Es muss weitergehen:
Wegen der Therapie warten wir jetzt das "Go" für Ciclosporin ab. Daneben versuchen wir unser Leben anzupassen und Lösungen für den Umgang mit der Krankheit zu finden.
Nach der Lektüre einiger Selbsthilfebücher und Ratgeber zur Ernährung bei Autoimmunerkrankungen, hat mein Mann versuchsweise auf eine glutenfreie Ernährung umgestellt. In dieses Thema arbeite ich mich gerade erst richtig ein. Zusätzlich versuchen wir bewusst Lebensmittel auszuwählen, die über Inhaltsstoffe verfügen, die den Körper unterstützen. Rind- und Schweinefleisch wird es vorerst kaum noch geben. Dafür mehr Fisch und häufiger vegetarisch.
Das Schema der drei Mahlzeiten wie in der Klinik (Frühstück, Mittag, Abends Suppe und Salat) möchte mein Mann gerne beibehalten. Bislang war es bei uns anders organisiert.
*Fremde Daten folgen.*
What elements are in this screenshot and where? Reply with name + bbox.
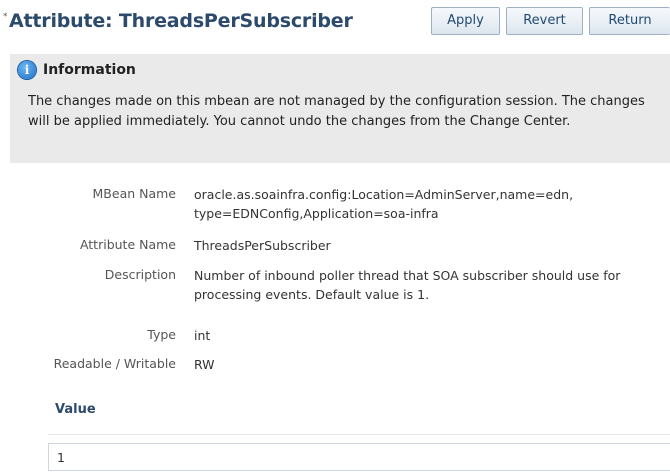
mbean-name-value: oracle.as.soainfra.config:Location=Admin…	[194, 187, 574, 221]
value-section-title: Value	[55, 402, 96, 417]
return-button[interactable]: Return	[589, 7, 670, 35]
information-title: Information	[43, 62, 136, 78]
page-header: * Attribute: ThreadsPerSubscriber Apply …	[0, 0, 670, 46]
description-value: Number of inbound poller thread that SOA…	[194, 268, 621, 302]
readable-writable-label: Readable / Writable	[53, 356, 176, 371]
value-input[interactable]	[48, 443, 670, 471]
mbean-name-label: MBean Name	[92, 186, 176, 201]
description-label: Description	[104, 267, 176, 282]
type-label: Type	[147, 327, 176, 342]
apply-button[interactable]: Apply	[431, 7, 500, 35]
page-title: Attribute: ThreadsPerSubscriber	[9, 10, 353, 32]
type-value: int	[194, 328, 211, 343]
information-message: The changes made on this mbean are not m…	[28, 94, 645, 129]
attribute-name-label: Attribute Name	[79, 237, 176, 252]
info-icon: i	[18, 61, 36, 79]
readable-writable-value: RW	[194, 357, 215, 372]
information-message-box: i Information The changes made on this m…	[10, 54, 670, 163]
required-marker: *	[3, 12, 8, 22]
attribute-name-value: ThreadsPerSubscriber	[194, 238, 331, 253]
revert-button[interactable]: Revert	[506, 7, 583, 35]
value-divider	[48, 434, 670, 435]
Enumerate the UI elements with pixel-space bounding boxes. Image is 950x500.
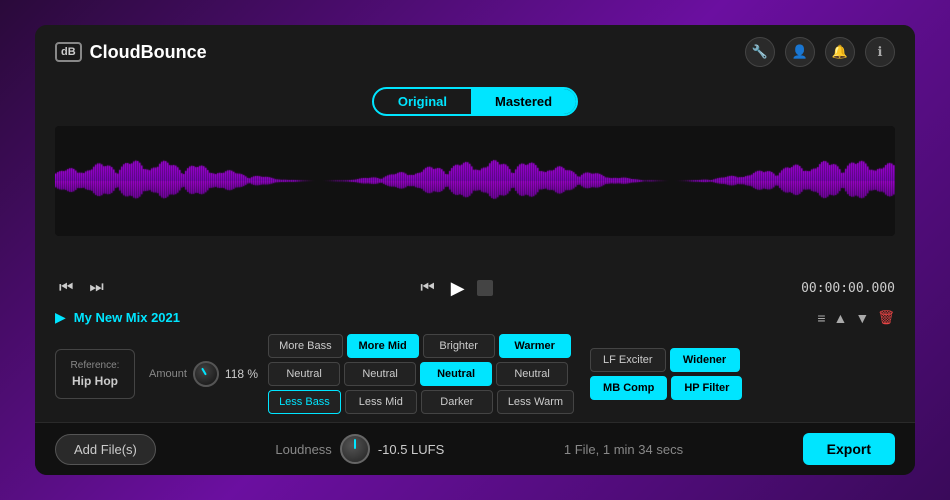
neutral-bass-btn[interactable]: Neutral <box>268 362 340 386</box>
loudness-label: Loudness <box>275 442 331 457</box>
reference-label: Reference: <box>71 360 120 371</box>
bell-icon: 🔔 <box>832 44 848 60</box>
info-icon: ℹ <box>878 44 883 60</box>
reference-value: Hip Hop <box>72 374 118 388</box>
amount-value: 118 % <box>225 367 258 381</box>
neutral-mid-btn[interactable]: Neutral <box>344 362 416 386</box>
export-button[interactable]: Export <box>803 433 895 465</box>
user-icon: 👤 <box>792 44 808 60</box>
skip-to-start-btn[interactable]: ⏮ <box>55 277 77 299</box>
mastered-toggle[interactable]: Mastered <box>471 89 576 114</box>
loudness-group: Loudness -10.5 LUFS <box>275 434 444 464</box>
loudness-knob[interactable] <box>340 434 370 464</box>
prev-btn[interactable]: ⏮ <box>416 277 438 299</box>
wrench-icon: 🔧 <box>752 44 768 60</box>
fx-row-1: LF Exciter Widener <box>590 348 742 372</box>
eq-row-1: More Bass More Mid Brighter Warmer <box>268 334 574 358</box>
track-icons: ≡ ▲ ▼ 🗑 <box>817 309 895 326</box>
eq-row-3: Less Bass Less Mid Darker Less Warm <box>268 390 574 414</box>
less-warm-btn[interactable]: Less Warm <box>497 390 574 414</box>
darker-btn[interactable]: Darker <box>421 390 493 414</box>
play-button[interactable]: ▶ <box>451 278 465 299</box>
add-files-button[interactable]: Add File(s) <box>55 434 156 465</box>
footer: Add File(s) Loudness -10.5 LUFS 1 File, … <box>35 422 915 475</box>
transport-center: ⏮ ▶ <box>416 277 492 299</box>
track-row: ▶ My New Mix 2021 ≡ ▲ ▼ 🗑 <box>35 305 915 330</box>
down-icon[interactable]: ▼ <box>855 310 869 326</box>
logo-badge: dB <box>55 42 82 62</box>
more-mid-btn[interactable]: More Mid <box>347 334 419 358</box>
eq-row-2: Neutral Neutral Neutral Neutral <box>268 362 574 386</box>
up-icon[interactable]: ▲ <box>834 310 848 326</box>
waveform-area <box>35 120 915 271</box>
fx-row-2: MB Comp HP Filter <box>590 376 742 400</box>
less-bass-btn[interactable]: Less Bass <box>268 390 341 414</box>
stop-button[interactable] <box>477 280 493 296</box>
original-toggle[interactable]: Original <box>374 89 471 114</box>
toggle-container: Original Mastered <box>35 79 915 120</box>
less-mid-btn[interactable]: Less Mid <box>345 390 417 414</box>
bell-icon-btn[interactable]: 🔔 <box>825 37 855 67</box>
logo: dB CloudBounce <box>55 42 207 63</box>
waveform-container[interactable] <box>55 126 895 236</box>
settings-icon-btn[interactable]: 🔧 <box>745 37 775 67</box>
waveform-canvas <box>55 126 895 236</box>
hp-filter-btn[interactable]: HP Filter <box>671 376 742 400</box>
app-window: dB CloudBounce 🔧 👤 🔔 ℹ Original Mastered <box>35 25 915 475</box>
neutral-bright-btn[interactable]: Neutral <box>420 362 492 386</box>
playback-toggle: Original Mastered <box>372 87 578 116</box>
reference-box: Reference: Hip Hop <box>55 349 135 400</box>
header: dB CloudBounce 🔧 👤 🔔 ℹ <box>35 25 915 79</box>
track-name: My New Mix 2021 <box>74 310 810 325</box>
widener-btn[interactable]: Widener <box>670 348 740 372</box>
loudness-value: -10.5 LUFS <box>378 442 444 457</box>
more-bass-btn[interactable]: More Bass <box>268 334 343 358</box>
file-info: 1 File, 1 min 34 secs <box>564 442 683 457</box>
lf-exciter-btn[interactable]: LF Exciter <box>590 348 666 372</box>
info-icon-btn[interactable]: ℹ <box>865 37 895 67</box>
user-icon-btn[interactable]: 👤 <box>785 37 815 67</box>
skip-forward-btn[interactable]: ⏭ <box>85 277 107 299</box>
fx-buttons-group: LF Exciter Widener MB Comp HP Filter <box>590 348 742 400</box>
time-display: 00:00:00.000 <box>801 281 895 296</box>
mb-comp-btn[interactable]: MB Comp <box>590 376 667 400</box>
header-icons: 🔧 👤 🔔 ℹ <box>745 37 895 67</box>
warmer-btn[interactable]: Warmer <box>499 334 571 358</box>
track-play-btn[interactable]: ▶ <box>55 309 66 326</box>
sliders-icon[interactable]: ≡ <box>817 310 825 326</box>
controls-panel: Reference: Hip Hop Amount 118 % More Bas… <box>35 330 915 422</box>
neutral-warm-btn[interactable]: Neutral <box>496 362 568 386</box>
delete-icon[interactable]: 🗑 <box>877 309 895 326</box>
app-title: CloudBounce <box>90 42 207 63</box>
brighter-btn[interactable]: Brighter <box>423 334 495 358</box>
amount-knob[interactable] <box>193 361 219 387</box>
amount-label: Amount <box>149 368 187 380</box>
transport-controls: ⏮ ⏭ ⏮ ▶ 00:00:00.000 <box>35 271 915 305</box>
eq-buttons-grid: More Bass More Mid Brighter Warmer Neutr… <box>268 334 574 414</box>
amount-group: Amount 118 % <box>149 361 258 387</box>
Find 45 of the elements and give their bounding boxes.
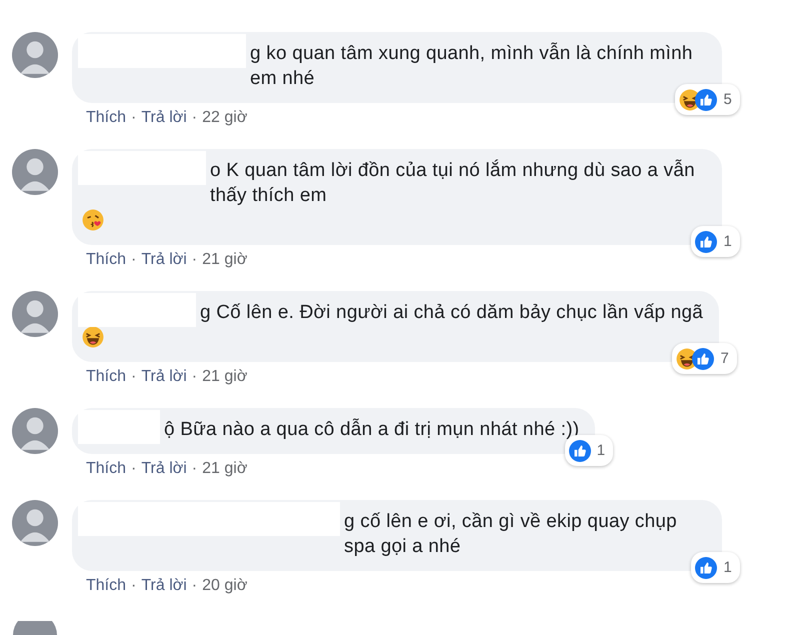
comment-text: g Cố lên e. Đời người ai chả có dăm bảy chục lần vấp ngã — [200, 301, 704, 325]
separator: · — [131, 368, 136, 386]
avatar[interactable] — [12, 408, 58, 454]
reaction-count-badge[interactable]: 1 — [691, 226, 740, 257]
laughing-emoji-icon — [82, 326, 104, 348]
separator: · — [131, 577, 136, 595]
like-reaction-icon — [568, 440, 591, 462]
action-link[interactable]: Trả lời — [141, 251, 187, 269]
reaction-count-badge[interactable]: 7 — [672, 343, 738, 374]
action-link[interactable]: Trả lời — [141, 577, 187, 595]
avatar[interactable] — [12, 149, 58, 195]
comment-text: g cố lên e ơi, cần gì về ekip quay chụp spa gọi a nhé — [344, 510, 678, 559]
separator: · — [131, 251, 136, 269]
separator: · — [192, 577, 198, 595]
action-link[interactable]: Thích — [86, 109, 126, 127]
action-link[interactable]: Trả lời — [141, 460, 187, 478]
timestamp: 21 giờ — [202, 251, 248, 269]
separator: · — [192, 251, 198, 269]
comment-text: o K quan tâm lời đồn của tụi nó lắm nhưng dù sao a vẫn thấy thích em — [210, 158, 696, 208]
reaction-count-badge[interactable]: 1 — [691, 552, 740, 583]
action-link[interactable]: Thích — [86, 368, 126, 386]
action-link[interactable]: Thích — [86, 460, 126, 478]
timestamp: 21 giờ — [202, 368, 248, 386]
action-link[interactable]: Trả lời — [141, 368, 187, 386]
action-link[interactable]: Trả lời — [141, 109, 187, 127]
separator: · — [192, 368, 198, 386]
separator: · — [131, 460, 136, 478]
avatar[interactable] — [12, 32, 58, 78]
avatar[interactable] — [12, 621, 58, 635]
separator: · — [192, 109, 198, 127]
like-reaction-icon — [695, 230, 718, 252]
like-reaction-icon — [695, 88, 718, 110]
timestamp: 21 giờ — [202, 460, 248, 478]
like-reaction-icon — [695, 556, 718, 578]
avatar[interactable] — [12, 291, 58, 337]
action-link[interactable]: Thích — [86, 577, 126, 595]
timestamp: 22 giờ — [202, 109, 248, 127]
separator: · — [192, 460, 198, 478]
avatar[interactable] — [12, 500, 58, 546]
like-reaction-icon — [692, 348, 714, 370]
action-link[interactable]: Thích — [86, 251, 126, 269]
kiss-emoji-icon — [82, 209, 104, 231]
reaction-count-badge[interactable]: 5 — [675, 84, 740, 115]
separator: · — [131, 109, 136, 127]
timestamp: 20 giờ — [202, 577, 248, 595]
Er war vor der Krankheit mittags nicht hier und unsere beiden Kinder sind ebenfalls bis 16:00 Uhr aus dem Haus, so dass ein reguläres Mittagessen gar nicht möglich war.
Aufgrund der massiven Ödembildung werden wir auch an unserer Schlafzimmersituation etwas ändern. Wir schaffen ein neues Bett mit elektrischen Lattenrosten (sowas wie hier) und besseren Matratzen an, damit er angenehmer liegen und bei Bedarf den Oberkörper sowie die Beine zur Entlastung bequem höher lagern kann. Nach einigen Fehlkäufen in diesem Bereich, werden wir uns jetzt aber vorab umfassend informieren und bei der Auswahl beraten lassen.
Er trägt jetzt auch seit zwei Wochen Kompressionsstrümpfe auf Anraten der Rehaklinik-Ärztin. Sie meinte, dass es ein Wunder wäre, dass er noch keine Thrombose gehabt hätte (sehr beruhigend). Während der AHB hat er zusätzlich Lymphdrainage bekommen, was mein Mann - wenn möglich - auch weiterhin machen lassen will. Sehr positiv hat er auch die Anwendungseinheiten auf dem Hydro-Jet empfunden. Hier habe ich bereits ein Fitnessstudio in der Nähe gefunden, wo auch ein Hydro-Jet zur Verfügung steht. Es handelt sich dabei um eine Unterwasserstrahlmassage, die sich insgesamt positiv auf sein Wohlbefinden ausgewirkt hat.
Was die weitere berufliche sowie wirtschaftliche Zukunft angeht, werden wir verschiedene Beratungsangebote z.B. bei der Sozialverband Deutschland wahrnehmen, um geeignete Lösungen zu finden und richtige Entscheidungen treffen zu können.
Und dann haben wir auch einen Punkt erreicht, wo wir uns nicht mehr allein auf die Schulmedizin verlassen wollen. Im zweiten Drittel des Monats steht deshalb ein Termin bei einer Heilpraktikerin auf dem Plan, die bereits einigen meiner Familienmitgliedern in unterschiedlichen Bereich helfen konnte. Für mich hören sich die Erfahrungsberichte bisweilen nach "Vodoo" an, aber wenn "Vodoo" auch nur in Teilbereichen helfen kann, dann will ich mich auch auf "Vodoo einlassen, was mein Mann ähnlich sieht. Werde dann später berichten, wie es gelaufen ist und ob wir den Eindruck haben, auf alternativen Wegen weiterzukommen.